Auch bei der Arbeit an einem Werk mit dem Titel «Empathy» habe ich viel über den möglichen Zusammenbruch nachgedacht. Diese Skulptur besteht aus 10 rechteckigen Gipsblöcken. Jeder dieser Blöcke hat eine andere Struktur aus Stoff in sich, die vor dem Giessen des Gipses in die Formen konstruiert wurde. Danach habe ich an und mit diesen Blöcken herumgeschnitzt, geschlagen und zerschlagen, um diese Gewebestruktur freizulegen, die sich in dem erstarrten Gips verfangen hatte.
Irgendwie wollte ich wieder freilegen, was darin war. Die freigelegte Gewebekonstruktion diente als Ausgangspunkt, um diese einzelnen Blöcke in einer grösseren Konstellation miteinander zu verbinden. Wenn ein Seil oder ein Knoten gelöst oder durchgeschnitten wird, beginnt die Skulptur auseinanderzufallen, so dass im Grunde jedes Teil sehr stark von einem anderen abhängig ist und buchstäblich von einer gemeinsamen Verbindung gehalten wird.
Da Ihr Aufenthalt in den Picton Studios bald zu Ende geht: Worauf freuen Sie sich im nächsten Jahr?

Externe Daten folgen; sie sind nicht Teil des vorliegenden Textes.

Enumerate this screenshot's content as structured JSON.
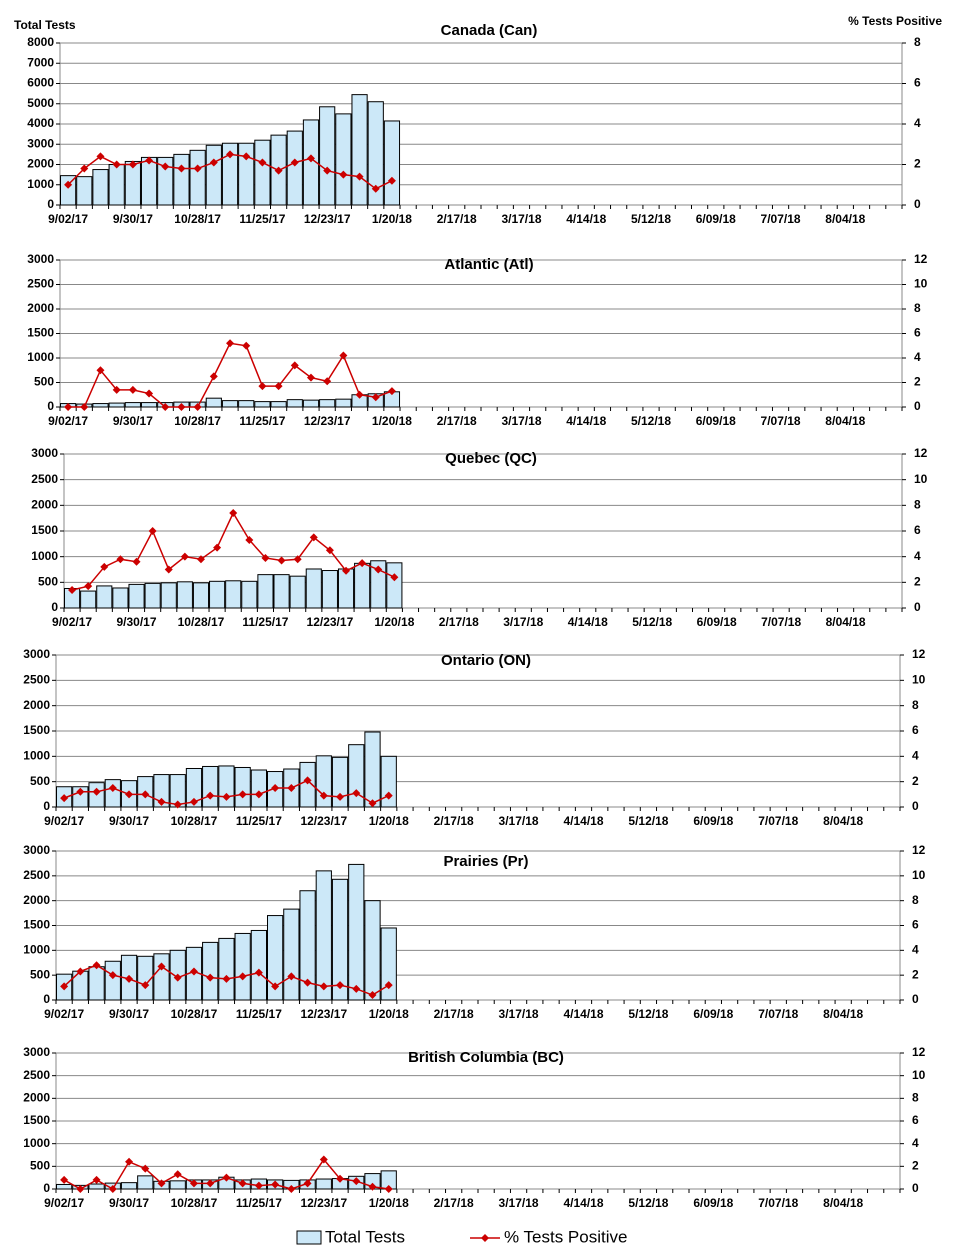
{
  "chart_data": [
    {
      "type": "bar",
      "title": "Canada (Can)",
      "y_label": "Total Tests",
      "y2_label": "% Tests Positive",
      "categories": [
        "9/02/17",
        null,
        null,
        null,
        "9/30/17",
        null,
        null,
        null,
        "10/28/17",
        null,
        null,
        null,
        "11/25/17",
        null,
        null,
        null,
        "12/23/17",
        null,
        null,
        null,
        "1/20/18",
        null,
        null,
        null,
        "2/17/18",
        null,
        null,
        null,
        "3/17/18",
        null,
        null,
        null,
        "4/14/18",
        null,
        null,
        null,
        "5/12/18",
        null,
        null,
        null,
        "6/09/18",
        null,
        null,
        null,
        "7/07/18",
        null,
        null,
        null,
        "8/04/18",
        null,
        null,
        null
      ],
      "series": [
        {
          "name": "Total Tests",
          "color": "#cce8f8",
          "values": [
            1450,
            1400,
            1750,
            2000,
            2150,
            2350,
            2350,
            2500,
            2700,
            2950,
            3050,
            3050,
            3200,
            3450,
            3650,
            4200,
            4850,
            4500,
            5450,
            5100,
            4150,
            null,
            null,
            null,
            null,
            null,
            null,
            null,
            null,
            null,
            null,
            null,
            null,
            null,
            null,
            null,
            null,
            null,
            null,
            null,
            null,
            null,
            null,
            null,
            null,
            null,
            null,
            null,
            null,
            null,
            null,
            null
          ]
        },
        {
          "name": "% Tests Positive",
          "color": "#cc0000",
          "axis": "y2",
          "values": [
            1.0,
            1.8,
            2.4,
            2.0,
            2.0,
            2.2,
            1.9,
            1.8,
            1.8,
            2.1,
            2.5,
            2.4,
            2.1,
            1.7,
            2.1,
            2.3,
            1.7,
            1.5,
            1.4,
            0.8,
            1.2,
            null,
            null,
            null,
            null,
            null,
            null,
            null,
            null,
            null,
            null,
            null,
            null,
            null,
            null,
            null,
            null,
            null,
            null,
            null,
            null,
            null,
            null,
            null,
            null,
            null,
            null,
            null,
            null,
            null,
            null,
            null
          ]
        }
      ],
      "ylim": [
        0,
        8000
      ],
      "yticks": [
        0,
        1000,
        2000,
        3000,
        4000,
        5000,
        6000,
        7000,
        8000
      ],
      "y2lim": [
        0,
        8
      ],
      "y2ticks": [
        0,
        2,
        4,
        6,
        8
      ],
      "grid": true
    },
    {
      "type": "bar",
      "title": "Atlantic (Atl)",
      "categories": [
        "9/02/17",
        null,
        null,
        null,
        "9/30/17",
        null,
        null,
        null,
        "10/28/17",
        null,
        null,
        null,
        "11/25/17",
        null,
        null,
        null,
        "12/23/17",
        null,
        null,
        null,
        "1/20/18",
        null,
        null,
        null,
        "2/17/18",
        null,
        null,
        null,
        "3/17/18",
        null,
        null,
        null,
        "4/14/18",
        null,
        null,
        null,
        "5/12/18",
        null,
        null,
        null,
        "6/09/18",
        null,
        null,
        null,
        "7/07/18",
        null,
        null,
        null,
        "8/04/18",
        null,
        null,
        null
      ],
      "series": [
        {
          "color": "#cce8f8",
          "values": [
            70,
            60,
            70,
            80,
            90,
            90,
            90,
            100,
            100,
            180,
            130,
            130,
            110,
            110,
            150,
            140,
            150,
            160,
            250,
            270,
            310,
            null,
            null,
            null,
            null,
            null,
            null,
            null,
            null,
            null,
            null,
            null,
            null,
            null,
            null,
            null,
            null,
            null,
            null,
            null,
            null,
            null,
            null,
            null,
            null,
            null,
            null,
            null,
            null,
            null,
            null,
            null
          ]
        },
        {
          "color": "#cc0000",
          "axis": "y2",
          "values": [
            0,
            0,
            3.0,
            1.4,
            1.4,
            1.1,
            0,
            0,
            0,
            2.5,
            5.2,
            5.0,
            1.7,
            1.7,
            3.4,
            2.4,
            2.1,
            4.2,
            1.0,
            0.8,
            1.3,
            null,
            null,
            null,
            null,
            null,
            null,
            null,
            null,
            null,
            null,
            null,
            null,
            null,
            null,
            null,
            null,
            null,
            null,
            null,
            null,
            null,
            null,
            null,
            null,
            null,
            null,
            null,
            null,
            null,
            null,
            null
          ]
        }
      ],
      "ylim": [
        0,
        3000
      ],
      "yticks": [
        0,
        500,
        1000,
        1500,
        2000,
        2500,
        3000
      ],
      "y2lim": [
        0,
        12
      ],
      "y2ticks": [
        0,
        2,
        4,
        6,
        8,
        10,
        12
      ],
      "grid": true
    },
    {
      "type": "bar",
      "title": "Quebec (QC)",
      "categories": [
        "9/02/17",
        null,
        null,
        null,
        "9/30/17",
        null,
        null,
        null,
        "10/28/17",
        null,
        null,
        null,
        "11/25/17",
        null,
        null,
        null,
        "12/23/17",
        null,
        null,
        null,
        "1/20/18",
        null,
        null,
        null,
        "2/17/18",
        null,
        null,
        null,
        "3/17/18",
        null,
        null,
        null,
        "4/14/18",
        null,
        null,
        null,
        "5/12/18",
        null,
        null,
        null,
        "6/09/18",
        null,
        null,
        null,
        "7/07/18",
        null,
        null,
        null,
        "8/04/18",
        null,
        null,
        null
      ],
      "series": [
        {
          "color": "#cce8f8",
          "values": [
            380,
            330,
            430,
            390,
            460,
            480,
            490,
            510,
            490,
            520,
            530,
            520,
            650,
            650,
            620,
            760,
            730,
            760,
            870,
            920,
            880,
            null,
            null,
            null,
            null,
            null,
            null,
            null,
            null,
            null,
            null,
            null,
            null,
            null,
            null,
            null,
            null,
            null,
            null,
            null,
            null,
            null,
            null,
            null,
            null,
            null,
            null,
            null,
            null,
            null,
            null,
            null
          ]
        },
        {
          "color": "#cc0000",
          "axis": "y2",
          "values": [
            1.4,
            1.7,
            3.2,
            3.8,
            3.6,
            6.0,
            3.0,
            4.0,
            3.8,
            4.7,
            7.4,
            5.3,
            3.9,
            3.7,
            3.8,
            5.5,
            4.5,
            2.9,
            3.5,
            3.0,
            2.4,
            null,
            null,
            null,
            null,
            null,
            null,
            null,
            null,
            null,
            null,
            null,
            null,
            null,
            null,
            null,
            null,
            null,
            null,
            null,
            null,
            null,
            null,
            null,
            null,
            null,
            null,
            null,
            null,
            null,
            null,
            null
          ]
        }
      ],
      "ylim": [
        0,
        3000
      ],
      "yticks": [
        0,
        500,
        1000,
        1500,
        2000,
        2500,
        3000
      ],
      "y2lim": [
        0,
        12
      ],
      "y2ticks": [
        0,
        2,
        4,
        6,
        8,
        10,
        12
      ],
      "grid": true
    },
    {
      "type": "bar",
      "title": "Ontario (ON)",
      "categories": [
        "9/02/17",
        null,
        null,
        null,
        "9/30/17",
        null,
        null,
        null,
        "10/28/17",
        null,
        null,
        null,
        "11/25/17",
        null,
        null,
        null,
        "12/23/17",
        null,
        null,
        null,
        "1/20/18",
        null,
        null,
        null,
        "2/17/18",
        null,
        null,
        null,
        "3/17/18",
        null,
        null,
        null,
        "4/14/18",
        null,
        null,
        null,
        "5/12/18",
        null,
        null,
        null,
        "6/09/18",
        null,
        null,
        null,
        "7/07/18",
        null,
        null,
        null,
        "8/04/18",
        null,
        null,
        null
      ],
      "series": [
        {
          "color": "#cce8f8",
          "values": [
            400,
            400,
            480,
            540,
            520,
            600,
            640,
            640,
            760,
            800,
            810,
            780,
            730,
            700,
            750,
            880,
            1010,
            980,
            1230,
            1480,
            1000,
            null,
            null,
            null,
            null,
            null,
            null,
            null,
            null,
            null,
            null,
            null,
            null,
            null,
            null,
            null,
            null,
            null,
            null,
            null,
            null,
            null,
            null,
            null,
            null,
            null,
            null,
            null,
            null,
            null,
            null,
            null
          ]
        },
        {
          "color": "#cc0000",
          "axis": "y2",
          "values": [
            0.7,
            1.2,
            1.2,
            1.5,
            1.0,
            1.0,
            0.4,
            0.2,
            0.4,
            0.9,
            0.8,
            1.0,
            1.0,
            1.5,
            1.5,
            2.1,
            0.9,
            0.8,
            1.1,
            0.3,
            0.9,
            null,
            null,
            null,
            null,
            null,
            null,
            null,
            null,
            null,
            null,
            null,
            null,
            null,
            null,
            null,
            null,
            null,
            null,
            null,
            null,
            null,
            null,
            null,
            null,
            null,
            null,
            null,
            null,
            null,
            null,
            null
          ]
        }
      ],
      "ylim": [
        0,
        3000
      ],
      "yticks": [
        0,
        500,
        1000,
        1500,
        2000,
        2500,
        3000
      ],
      "y2lim": [
        0,
        12
      ],
      "y2ticks": [
        0,
        2,
        4,
        6,
        8,
        10,
        12
      ],
      "grid": true
    },
    {
      "type": "bar",
      "title": "Prairies (Pr)",
      "categories": [
        "9/02/17",
        null,
        null,
        null,
        "9/30/17",
        null,
        null,
        null,
        "10/28/17",
        null,
        null,
        null,
        "11/25/17",
        null,
        null,
        null,
        "12/23/17",
        null,
        null,
        null,
        "1/20/18",
        null,
        null,
        null,
        "2/17/18",
        null,
        null,
        null,
        "3/17/18",
        null,
        null,
        null,
        "4/14/18",
        null,
        null,
        null,
        "5/12/18",
        null,
        null,
        null,
        "6/09/18",
        null,
        null,
        null,
        "7/07/18",
        null,
        null,
        null,
        "8/04/18",
        null,
        null,
        null
      ],
      "series": [
        {
          "color": "#cce8f8",
          "values": [
            520,
            580,
            670,
            780,
            900,
            880,
            930,
            1000,
            1060,
            1160,
            1240,
            1340,
            1400,
            1700,
            1830,
            2200,
            2600,
            2430,
            2730,
            2000,
            1450,
            null,
            null,
            null,
            null,
            null,
            null,
            null,
            null,
            null,
            null,
            null,
            null,
            null,
            null,
            null,
            null,
            null,
            null,
            null,
            null,
            null,
            null,
            null,
            null,
            null,
            null,
            null,
            null,
            null,
            null,
            null
          ]
        },
        {
          "color": "#cc0000",
          "axis": "y2",
          "values": [
            1.1,
            2.3,
            2.8,
            2.0,
            1.7,
            1.2,
            2.7,
            1.8,
            2.3,
            1.8,
            1.7,
            1.9,
            2.2,
            1.1,
            1.9,
            1.4,
            1.1,
            1.2,
            0.9,
            0.4,
            1.2,
            null,
            null,
            null,
            null,
            null,
            null,
            null,
            null,
            null,
            null,
            null,
            null,
            null,
            null,
            null,
            null,
            null,
            null,
            null,
            null,
            null,
            null,
            null,
            null,
            null,
            null,
            null,
            null,
            null,
            null,
            null
          ]
        }
      ],
      "ylim": [
        0,
        3000
      ],
      "yticks": [
        0,
        500,
        1000,
        1500,
        2000,
        2500,
        3000
      ],
      "y2lim": [
        0,
        12
      ],
      "y2ticks": [
        0,
        2,
        4,
        6,
        8,
        10,
        12
      ],
      "grid": true
    },
    {
      "type": "bar",
      "title": "British Columbia (BC)",
      "categories": [
        "9/02/17",
        null,
        null,
        null,
        "9/30/17",
        null,
        null,
        null,
        "10/28/17",
        null,
        null,
        null,
        "11/25/17",
        null,
        null,
        null,
        "12/23/17",
        null,
        null,
        null,
        "1/20/18",
        null,
        null,
        null,
        "2/17/18",
        null,
        null,
        null,
        "3/17/18",
        null,
        null,
        null,
        "4/14/18",
        null,
        null,
        null,
        "5/12/18",
        null,
        null,
        null,
        "6/09/18",
        null,
        null,
        null,
        "7/07/18",
        null,
        null,
        null,
        "8/04/18",
        null,
        null,
        null
      ],
      "series": [
        {
          "color": "#cce8f8",
          "values": [
            100,
            80,
            110,
            130,
            140,
            290,
            170,
            180,
            200,
            200,
            260,
            200,
            220,
            200,
            190,
            200,
            220,
            230,
            280,
            340,
            400,
            null,
            null,
            null,
            null,
            null,
            null,
            null,
            null,
            null,
            null,
            null,
            null,
            null,
            null,
            null,
            null,
            null,
            null,
            null,
            null,
            null,
            null,
            null,
            null,
            null,
            null,
            null,
            null,
            null,
            null,
            null
          ]
        },
        {
          "color": "#cc0000",
          "axis": "y2",
          "values": [
            0.8,
            0,
            0.8,
            0,
            2.4,
            1.8,
            0.5,
            1.3,
            0.5,
            0.5,
            1.0,
            0.5,
            0.3,
            0.4,
            0,
            0.5,
            2.6,
            0.9,
            0.7,
            0.2,
            0,
            null,
            null,
            null,
            null,
            null,
            null,
            null,
            null,
            null,
            null,
            null,
            null,
            null,
            null,
            null,
            null,
            null,
            null,
            null,
            null,
            null,
            null,
            null,
            null,
            null,
            null,
            null,
            null,
            null,
            null,
            null
          ]
        }
      ],
      "ylim": [
        0,
        3000
      ],
      "yticks": [
        0,
        500,
        1000,
        1500,
        2000,
        2500,
        3000
      ],
      "y2lim": [
        0,
        12
      ],
      "y2ticks": [
        0,
        2,
        4,
        6,
        8,
        10,
        12
      ],
      "grid": true
    }
  ]
}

Es gibt einige Projekte, auf die ich mich sehr freue. Ich nehme an einer Forschungsgruppe namens «Forms Of Life» teil, und mit dieser Gruppe arbeiten wir an der Möglichkeit einer Gruppenausstellung oder eines Kurzzeitaufenthalts im Kulturzentrum «Bridderhaus» bei Luxemburg. Anfang 2023 besteht wahrscheinlich auch die Möglichkeit, einige meiner Arbeiten in den Schaufenstern von Selfridges zu installieren.
Im Moment ist das Atelier, in dem ich arbeite, ein ziemlich sauberer Raum. Das hat meine Arbeit sehr verändert, was auch interessant ist, aber ich freue mich schon sehr darauf, wenn ich in einem Raum arbeiten kann, der dazu einlädt, auch mit Material und Größe zu experimentieren.
Dieses Interview wurde von Englisch auf Deutsch übersetzt.